The Gist: We've addressed options for transportation of
your favorite audio and video files from time to time,
but the NOAX CSV HDD PLAYER has what is probably
the most robust feature set thus far... at least
for hard drive cases.

The NOAX CSV HDD PLAYER, hereafter simply "NOAX," is
available in two versions: an empty version so you
can add your own hard drive later, and a version that
includes a 20GB hard drive. The empty version will
accept hard drives as large as 80GB, but you'll need
to format them first.
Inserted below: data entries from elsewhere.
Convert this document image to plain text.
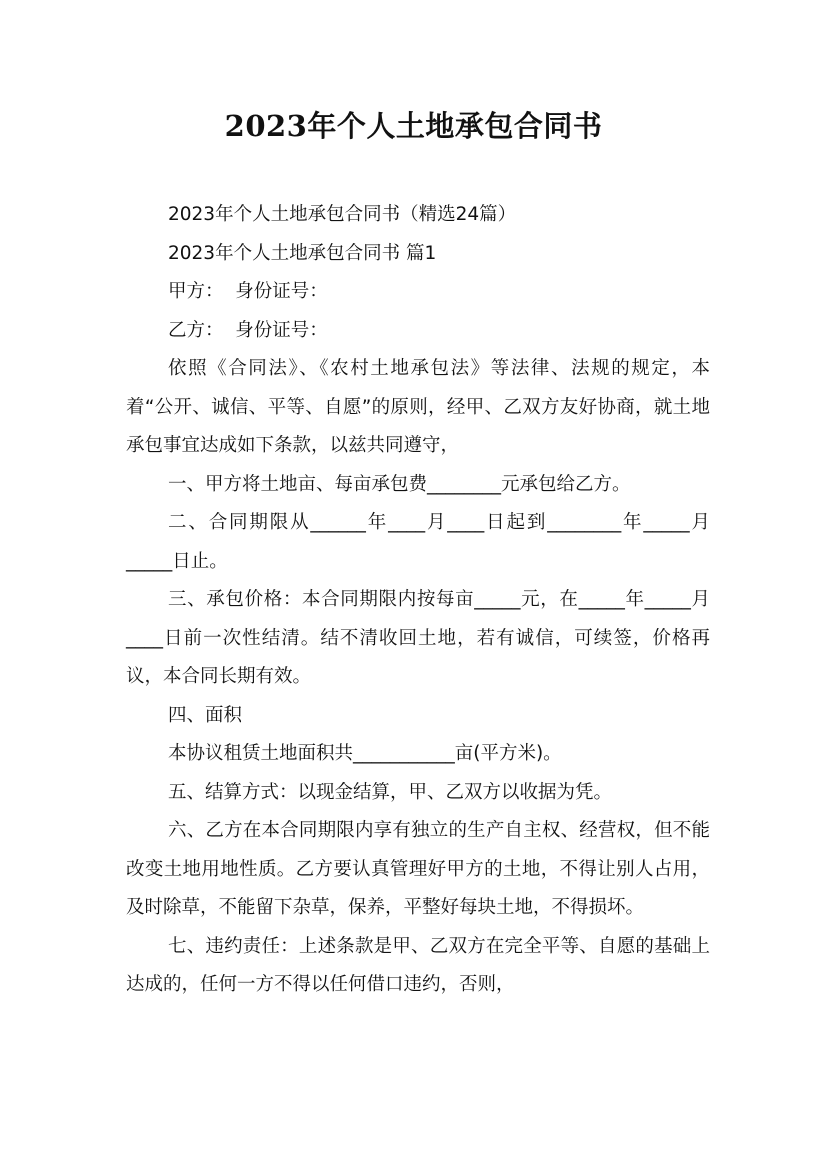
2023年个人土地承包合同书

2023年个人土地承包合同书（精选24篇）

2023年个人土地承包合同书 篇1

甲方：  身份证号：

乙方：  身份证号：

依照《合同法》、《农村土地承包法》等法律、法规的规定，本着“公开、诚信、平等、自愿”的原则，经甲、乙双方友好协商，就土地承包事宜达成如下条款，以兹共同遵守，

一、甲方将土地亩、每亩承包费________元承包给乙方。

二、合同期限从______年____月____日起到________年_____月_____日止。

三、承包价格：本合同期限内按每亩_____元，在_____年_____月____日前一次性结清。结不清收回土地，若有诚信，可续签，价格再议，本合同长期有效。

四、面积

本协议租赁土地面积共___________亩(平方米)。

五、结算方式：以现金结算，甲、乙双方以收据为凭。

六、乙方在本合同期限内享有独立的生产自主权、经营权，但不能改变土地用地性质。乙方要认真管理好甲方的土地，不得让别人占用，及时除草，不能留下杂草，保养，平整好每块土地，不得损坏。

七、违约责任：上述条款是甲、乙双方在完全平等、自愿的基础上达成的，任何一方不得以任何借口违约，否则，
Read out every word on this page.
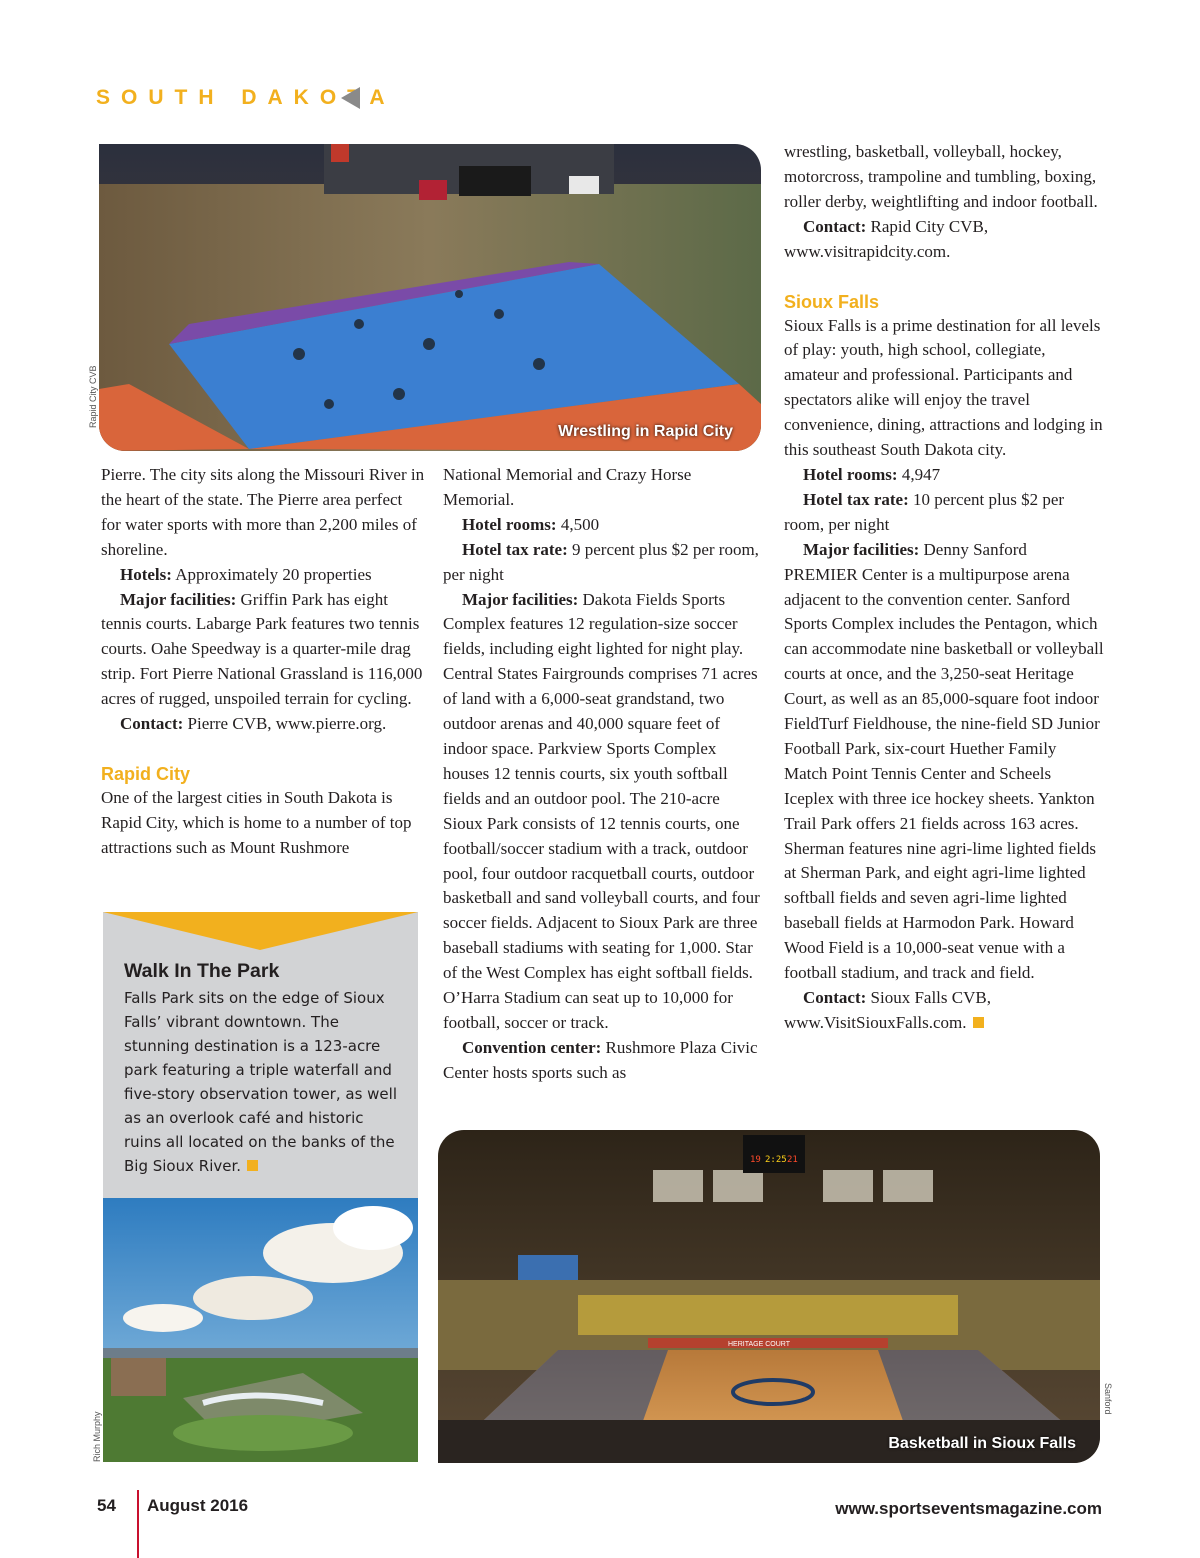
SOUTH DAKOTA
Wrestling in Rapid City
Rapid City CVB

Pierre. The city sits along the Missouri River in the heart of the state. The Pierre area perfect for water sports with more than 2,200 miles of shoreline.

Hotels: Approximately 20 properties

Major facilities: Griffin Park has eight tennis courts. Labarge Park features two tennis courts. Oahe Speedway is a quarter-mile drag strip. Fort Pierre National Grassland is 116,000 acres of rugged, unspoiled terrain for cycling.

Contact: Pierre CVB, www.pierre.org.

Rapid City

One of the largest cities in South Dakota is Rapid City, which is home to a number of top attractions such as Mount Rushmore

Walk In The Park
Falls Park sits on the edge of Sioux Falls’ vibrant downtown. The stunning destination is a 123-acre park featuring a triple waterfall and five-story observation tower, as well as an overlook café and historic ruins all located on the banks of the Big Sioux River.
Rich Murphy

National Memorial and Crazy Horse Memorial.

Hotel rooms: 4,500

Hotel tax rate: 9 percent plus $2 per room, per night

Major facilities: Dakota Fields Sports Complex features 12 regulation-size soccer fields, including eight lighted for night play. Central States Fairgrounds comprises 71 acres of land with a 6,000-seat grandstand, two outdoor arenas and 40,000 square feet of indoor space. Parkview Sports Complex houses 12 tennis courts, six youth softball fields and an outdoor pool. The 210-acre Sioux Park consists of 12 tennis courts, one football/soccer stadium with a track, outdoor pool, four outdoor racquetball courts, outdoor basketball and sand volleyball courts, and four soccer fields. Adjacent to Sioux Park are three baseball stadiums with seating for 1,000. Star of the West Complex has eight softball fields. O’Harra Stadium can seat up to 10,000 for football, soccer or track.

Convention center: Rushmore Plaza Civic Center hosts sports such as

wrestling, basketball, volleyball, hockey, motorcross, trampoline and tumbling, boxing, roller derby, weightlifting and indoor football.

Contact: Rapid City CVB, www.visitrapidcity.com.

Sioux Falls

Sioux Falls is a prime destination for all levels of play: youth, high school, collegiate, amateur and professional. Participants and spectators alike will enjoy the travel convenience, dining, attractions and lodging in this southeast South Dakota city.

Hotel rooms: 4,947

Hotel tax rate: 10 percent plus $2 per room, per night

Major facilities: Denny Sanford PREMIER Center is a multipurpose arena adjacent to the convention center. Sanford Sports Complex includes the Pentagon, which can accommodate nine basketball or volleyball courts at once, and the 3,250-seat Heritage Court, as well as an 85,000-square foot indoor FieldTurf Fieldhouse, the nine-field SD Junior Football Park, six-court Huether Family Match Point Tennis Center and Scheels Iceplex with three ice hockey sheets. Yankton Trail Park offers 21 fields across 163 acres. Sherman features nine agri-lime lighted fields at Sherman Park, and eight agri-lime lighted softball fields and seven agri-lime lighted baseball fields at Harmodon Park. Howard Wood Field is a 10,000-seat venue with a football stadium, and track and field.

Contact: Sioux Falls CVB, www.VisitSiouxFalls.com.

19 2:25 21
HERITAGE COURT
Basketball in Sioux Falls
Sanford
54 August 2016	www.sportseventsmagazine.com
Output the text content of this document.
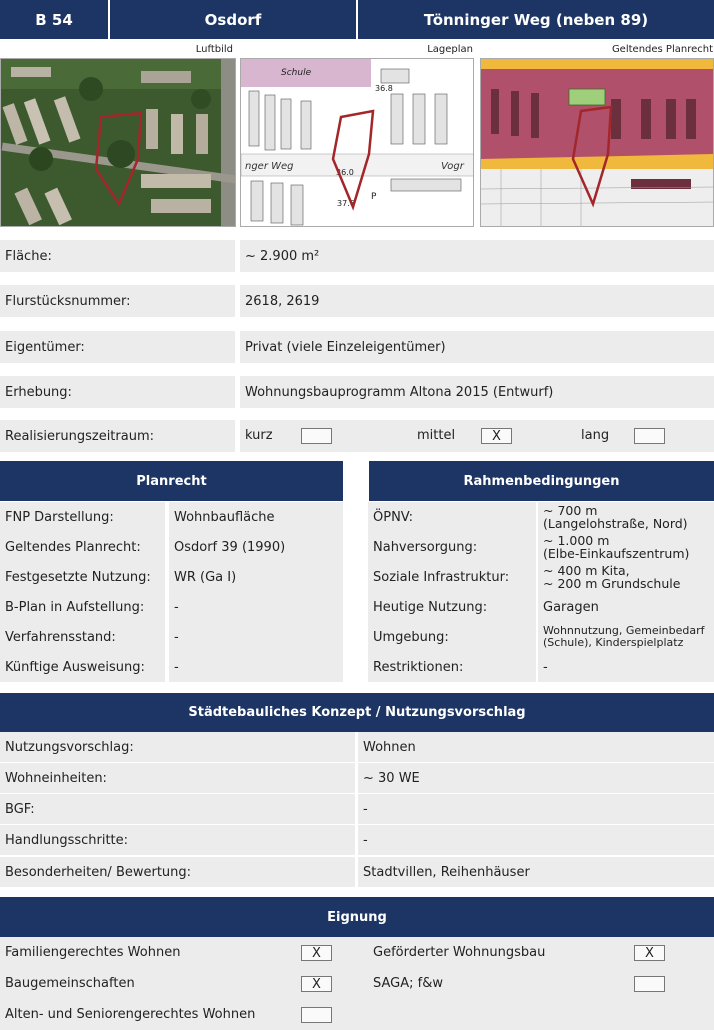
B 54	Osdorf	Tönninger Weg (neben 89)
Luftbild	Lageplan	Geltendes Planrecht
Schule
nger Weg	Vogr
36.8
36.0
37.6
P
Fläche:	~ 2.900 m²
Flurstücksnummer:	2618, 2619
Eigentümer:	Privat (viele Einzeleigentümer)
Erhebung:	Wohnungsbauprogramm Altona 2015 (Entwurf)
Realisierungszeitraum:	kurz	mittel	X	lang
Planrecht	Rahmenbedingungen
FNP Darstellung:	Wohnbaufläche
Geltendes Planrecht:	Osdorf 39 (1990)
Festgesetzte Nutzung:	WR (Ga I)
B-Plan in Aufstellung:	-
Verfahrensstand:	-
Künftige Ausweisung:	-
ÖPNV:	~ 700 m
(Langelohstraße, Nord)
Nahversorgung:	~ 1.000 m
(Elbe-Einkaufszentrum)
Soziale Infrastruktur:	~ 400 m Kita,
~ 200 m Grundschule
Heutige Nutzung:	Garagen
Umgebung:	Wohnnutzung, Gemeinbedarf
(Schule), Kinderspielplatz
Restriktionen:	-
Städtebauliches Konzept / Nutzungsvorschlag
Nutzungsvorschlag:	Wohnen
Wohneinheiten:	~ 30 WE
BGF:	-
Handlungsschritte:	-
Besonderheiten/ Bewertung:	Stadtvillen, Reihenhäuser
Eignung
Familiengerechtes Wohnen	X
Baugemeinschaften	X
Alten- und Seniorengerechtes Wohnen
Geförderter Wohnungsbau	X
SAGA; f&w
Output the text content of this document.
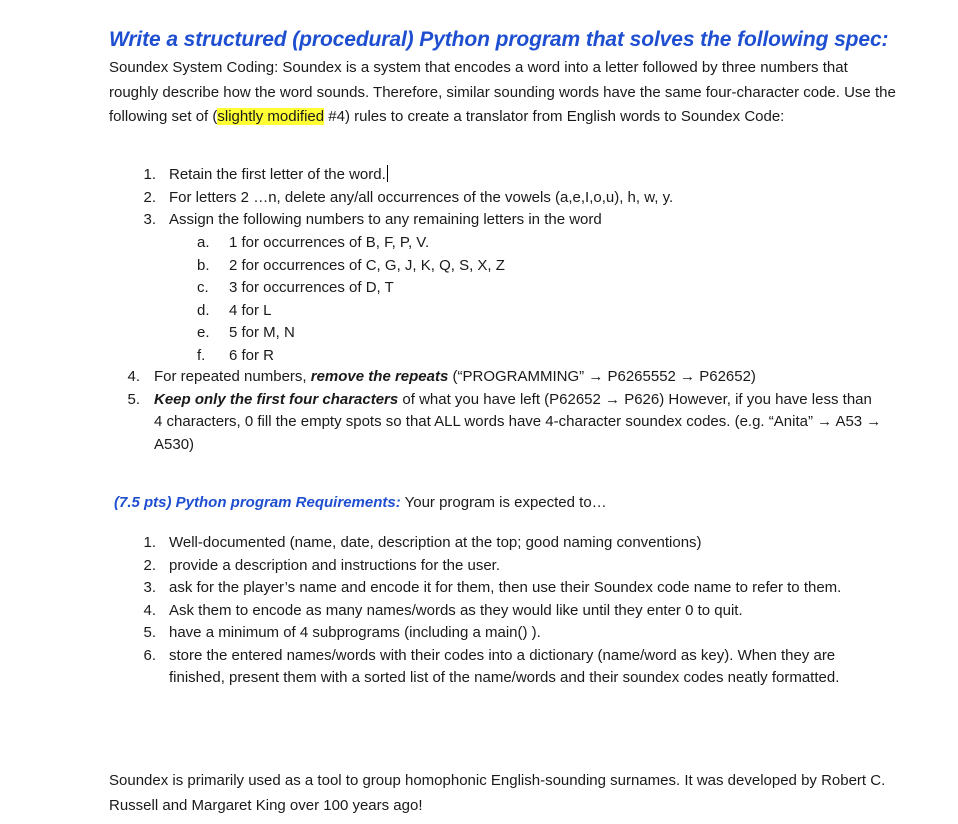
Write a structured (procedural) Python program that solves the following spec:
Soundex System Coding: Soundex is a system that encodes a word into a letter followed by three numbers that roughly describe how the word sounds. Therefore, similar sounding words have the same four-character code. Use the following set of (slightly modified #4) rules to create a translator from English words to Soundex Code:
1. Retain the first letter of the word.
2. For letters 2 …n, delete any/all occurrences of the vowels (a,e,I,o,u), h, w, y.
3. Assign the following numbers to any remaining letters in the word
a.	1 for occurrences of B, F, P, V.
b.	2 for occurrences of C, G, J, K, Q, S, X, Z
c.	3 for occurrences of D, T
d.	4 for L
e.	5 for M, N
f.	6 for R
4. For repeated numbers, remove the repeats (“PROGRAMMING” → P6265552 → P62652)
5. Keep only the first four characters of what you have left (P62652 → P626) However, if you have less than 4 characters, 0 fill the empty spots so that ALL words have 4-character soundex codes. (e.g. “Anita” → A53 → A530)
(7.5 pts) Python program Requirements: Your program is expected to…
1. Well-documented (name, date, description at the top; good naming conventions)
2. provide a description and instructions for the user.
3. ask for the player’s name and encode it for them, then use their Soundex code name to refer to them.
4. Ask them to encode as many names/words as they would like until they enter 0 to quit.
5. have a minimum of 4 subprograms (including a main() ).
6. store the entered names/words with their codes into a dictionary (name/word as key). When they are finished, present them with a sorted list of the name/words and their soundex codes neatly formatted.
Soundex is primarily used as a tool to group homophonic English-sounding surnames. It was developed by Robert C. Russell and Margaret King over 100 years ago!
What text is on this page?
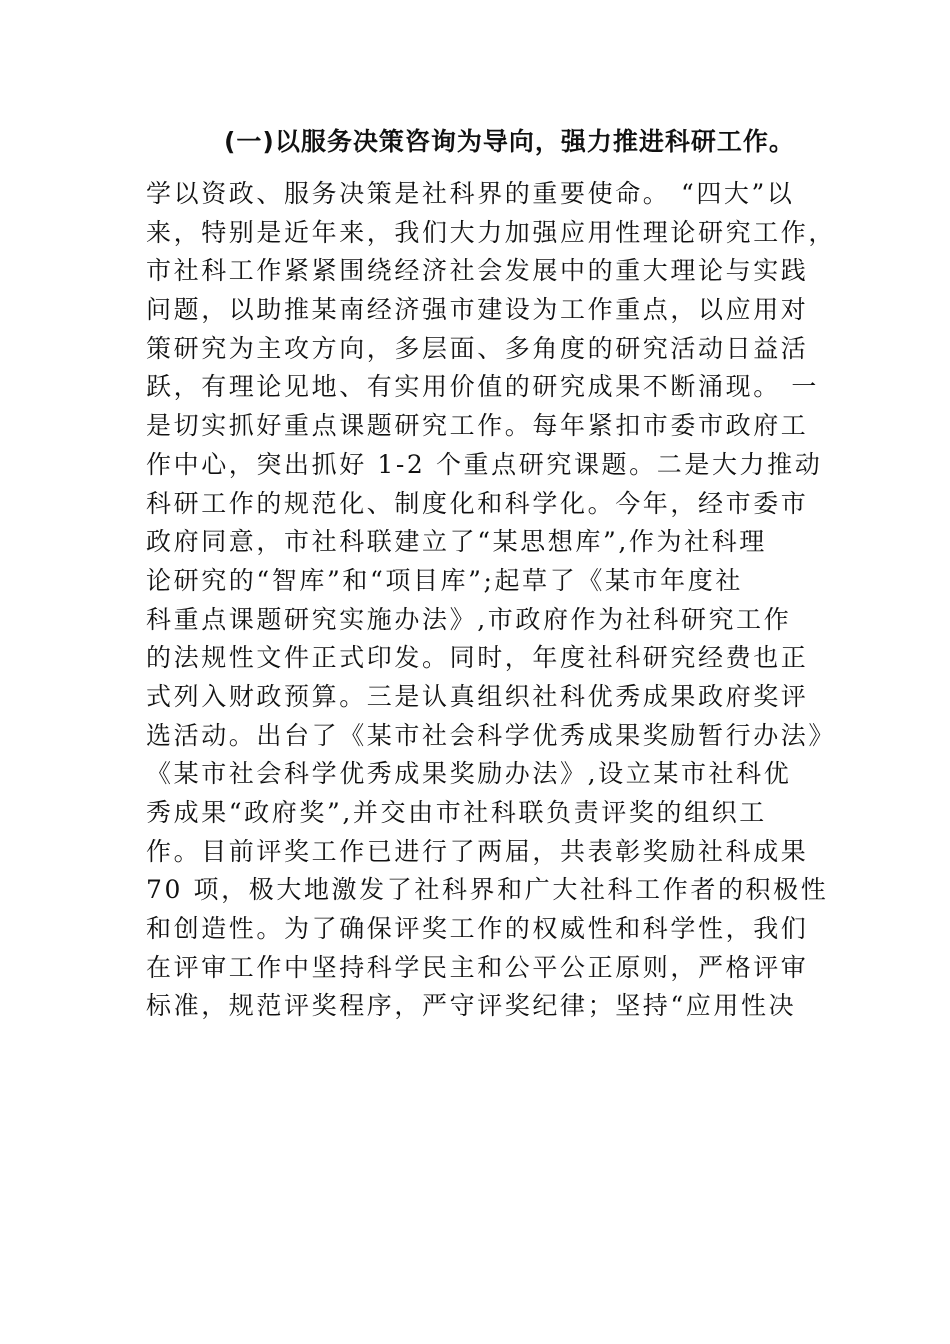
(一)以服务决策咨询为导向，强力推进科研工作。
学以资政、服务决策是社科界的重要使命。 “四大”以
来，特别是近年来，我们大力加强应用性理论研究工作，
市社科工作紧紧围绕经济社会发展中的重大理论与实践
问题，以助推某南经济强市建设为工作重点，以应用对
策研究为主攻方向，多层面、多角度的研究活动日益活
跃，有理论见地、有实用价值的研究成果不断涌现。 一
是切实抓好重点课题研究工作。每年紧扣市委市政府工
作中心，突出抓好 1-2 个重点研究课题。二是大力推动
科研工作的规范化、制度化和科学化。今年，经市委市
政府同意，市社科联建立了“某思想库”,作为社科理
论研究的“智库”和“项目库”;起草了《某市年度社
科重点课题研究实施办法》,市政府作为社科研究工作
的法规性文件正式印发。同时，年度社科研究经费也正
式列入财政预算。三是认真组织社科优秀成果政府奖评
选活动。出台了《某市社会科学优秀成果奖励暂行办法》
《某市社会科学优秀成果奖励办法》,设立某市社科优
秀成果“政府奖”,并交由市社科联负责评奖的组织工
作。目前评奖工作已进行了两届，共表彰奖励社科成果
70 项，极大地激发了社科界和广大社科工作者的积极性
和创造性。为了确保评奖工作的权威性和科学性，我们
在评审工作中坚持科学民主和公平公正原则，严格评审
标准，规范评奖程序，严守评奖纪律；坚持“应用性决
The NOAX connects via
USB 2.0, so transfers between PC and hard drive
should be speedy.

The glory of the NOAX lays in its audio/video playback
capabilities; it is equipped with an AV output port,
and even a digital audio output. Supported playback
formats include DivX, MPEG-1/2, JPEG, multi-channel VOB,
and the ever-popular MP3. My favorite function of the
NOAX, however, isn't a certain format it can play --
it's the USB On-The-Go functionality. This means you
can connect the hard drive directly to a digital camera,
USB memory device, MP3 player, or even Sony's new PSP,
and copy the contents of the connected medium to it.
This sort of functionality will likely be in higher
and higher demand in the years to come, as consumers
look to integrate their numerous devices. As an added
bonus, the NOAX also supports Japanese file names.